# Netbeans Debugger



## lenniii (14. Apr 2010)

Joho,

seit kurzem funktioniert mein Debugger von Netbeans nicht mehr. :/
Gibt kein Laut mehr von sich. Startet nichts, nada.
Hat da jemand 'ne Idee?

Dankbare Grüße,
Lenniii


----------



## André Uhres (14. Apr 2010)

Versuch mal den .netbeans Ordner zu löschen. Meiner ist z.B. hier: C:\Documents and Settings\André Uhres\.netbeans\6.8


----------



## lenniii (14. Apr 2010)

(bzw. unter /Users/name/.netbeans)

Den Debugger bewegt es aber auch nicht zu funktionieren


----------



## André Uhres (15. Apr 2010)

Vielleicht Platzmangel im Hauptspeicher? Der Debugger ist ziemlich gefräßig .


----------



## lenniii (15. Apr 2010)

Nein, der lief ja schon mal. Und auch bei einem simplen 'Hello World'-Programm läuft er nicht.
Bzw. lief. Ich hab Netbeans neu installiert. Nun geht er wieder. Wohl irgendeine Fehleinstellung(?).


----------



## cr33p (15. Apr 2010)

Vielleicht hast ja Code geschrieben der für Java 1.6 war, aber NetBeans ihn versehentlich als 1.5 intepretiert hat.

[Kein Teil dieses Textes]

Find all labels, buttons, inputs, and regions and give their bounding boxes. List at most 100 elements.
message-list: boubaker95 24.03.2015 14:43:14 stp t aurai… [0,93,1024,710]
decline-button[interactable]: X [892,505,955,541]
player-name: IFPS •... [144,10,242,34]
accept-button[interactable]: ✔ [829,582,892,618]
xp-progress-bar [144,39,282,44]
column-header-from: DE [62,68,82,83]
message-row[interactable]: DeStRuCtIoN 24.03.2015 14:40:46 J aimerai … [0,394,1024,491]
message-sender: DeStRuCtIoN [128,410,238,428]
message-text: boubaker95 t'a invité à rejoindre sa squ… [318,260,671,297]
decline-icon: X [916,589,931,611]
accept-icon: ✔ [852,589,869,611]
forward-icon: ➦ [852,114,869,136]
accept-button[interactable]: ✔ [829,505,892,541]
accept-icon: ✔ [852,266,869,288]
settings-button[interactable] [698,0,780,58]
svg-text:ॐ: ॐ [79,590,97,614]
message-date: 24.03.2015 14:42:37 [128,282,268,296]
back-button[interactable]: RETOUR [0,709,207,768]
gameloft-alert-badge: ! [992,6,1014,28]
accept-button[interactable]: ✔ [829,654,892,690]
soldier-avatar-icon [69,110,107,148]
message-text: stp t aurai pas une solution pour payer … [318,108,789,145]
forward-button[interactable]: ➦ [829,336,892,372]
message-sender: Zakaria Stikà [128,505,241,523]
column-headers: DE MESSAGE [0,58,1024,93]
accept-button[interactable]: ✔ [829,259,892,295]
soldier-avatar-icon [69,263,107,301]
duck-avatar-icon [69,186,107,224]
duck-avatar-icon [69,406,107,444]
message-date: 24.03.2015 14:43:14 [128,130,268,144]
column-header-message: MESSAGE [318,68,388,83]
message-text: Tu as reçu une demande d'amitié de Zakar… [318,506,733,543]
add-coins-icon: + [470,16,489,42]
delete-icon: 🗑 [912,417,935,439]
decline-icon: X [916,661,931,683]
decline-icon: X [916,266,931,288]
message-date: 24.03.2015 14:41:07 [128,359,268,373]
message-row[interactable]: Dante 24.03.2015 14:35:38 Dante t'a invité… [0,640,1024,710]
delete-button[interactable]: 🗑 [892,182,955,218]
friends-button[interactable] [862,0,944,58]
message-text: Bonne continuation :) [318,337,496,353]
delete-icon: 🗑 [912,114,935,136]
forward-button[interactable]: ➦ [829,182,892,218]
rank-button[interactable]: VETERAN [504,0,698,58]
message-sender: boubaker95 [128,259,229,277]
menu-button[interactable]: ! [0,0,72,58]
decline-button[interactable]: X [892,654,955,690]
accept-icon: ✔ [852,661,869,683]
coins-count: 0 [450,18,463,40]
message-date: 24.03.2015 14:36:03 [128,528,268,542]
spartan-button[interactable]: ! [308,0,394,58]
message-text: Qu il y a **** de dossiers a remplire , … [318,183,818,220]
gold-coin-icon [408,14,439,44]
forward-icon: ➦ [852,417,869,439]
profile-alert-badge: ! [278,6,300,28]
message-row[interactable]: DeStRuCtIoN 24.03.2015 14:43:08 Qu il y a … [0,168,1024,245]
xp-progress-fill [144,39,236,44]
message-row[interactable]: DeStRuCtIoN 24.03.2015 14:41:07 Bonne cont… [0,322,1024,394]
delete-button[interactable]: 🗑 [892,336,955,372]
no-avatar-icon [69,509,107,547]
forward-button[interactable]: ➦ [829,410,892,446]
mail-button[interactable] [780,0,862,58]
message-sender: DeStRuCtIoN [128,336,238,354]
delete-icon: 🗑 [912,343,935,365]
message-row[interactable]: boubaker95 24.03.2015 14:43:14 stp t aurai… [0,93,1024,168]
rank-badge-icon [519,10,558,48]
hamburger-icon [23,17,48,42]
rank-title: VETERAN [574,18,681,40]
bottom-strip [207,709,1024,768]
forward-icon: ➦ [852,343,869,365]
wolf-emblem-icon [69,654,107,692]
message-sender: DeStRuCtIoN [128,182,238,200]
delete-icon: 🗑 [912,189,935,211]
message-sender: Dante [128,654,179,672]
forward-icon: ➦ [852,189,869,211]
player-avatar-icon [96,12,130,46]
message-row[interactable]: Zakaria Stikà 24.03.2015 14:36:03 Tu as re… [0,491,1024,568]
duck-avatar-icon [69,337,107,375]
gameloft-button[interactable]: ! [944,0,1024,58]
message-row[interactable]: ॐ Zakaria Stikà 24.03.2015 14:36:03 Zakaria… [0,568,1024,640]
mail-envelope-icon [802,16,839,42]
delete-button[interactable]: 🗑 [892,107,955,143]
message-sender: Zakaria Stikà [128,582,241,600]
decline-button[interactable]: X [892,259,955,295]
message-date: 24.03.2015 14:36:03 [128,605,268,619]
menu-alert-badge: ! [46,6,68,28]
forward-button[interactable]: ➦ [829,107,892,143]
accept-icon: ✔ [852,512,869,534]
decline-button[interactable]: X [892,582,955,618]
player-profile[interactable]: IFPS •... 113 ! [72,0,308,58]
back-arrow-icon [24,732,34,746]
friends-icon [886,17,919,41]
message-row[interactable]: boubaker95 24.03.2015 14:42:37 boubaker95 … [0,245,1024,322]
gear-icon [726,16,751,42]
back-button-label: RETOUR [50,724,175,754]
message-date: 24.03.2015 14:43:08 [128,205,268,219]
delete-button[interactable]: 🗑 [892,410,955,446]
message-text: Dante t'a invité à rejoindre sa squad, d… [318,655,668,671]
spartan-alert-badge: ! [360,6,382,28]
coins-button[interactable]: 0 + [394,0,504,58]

Aber dann hättest du wohl einen JUnit Test Fehler bekommen.

Naja, NetBeans ist auch so eine Wissenschaft für sich...


----------



## lenniii (15. Apr 2010)

nein, compiler war auf 1.6

und, stimmt wohl ein wenig. Aber dennoch recht derbe. Naja, off-topic : D


----------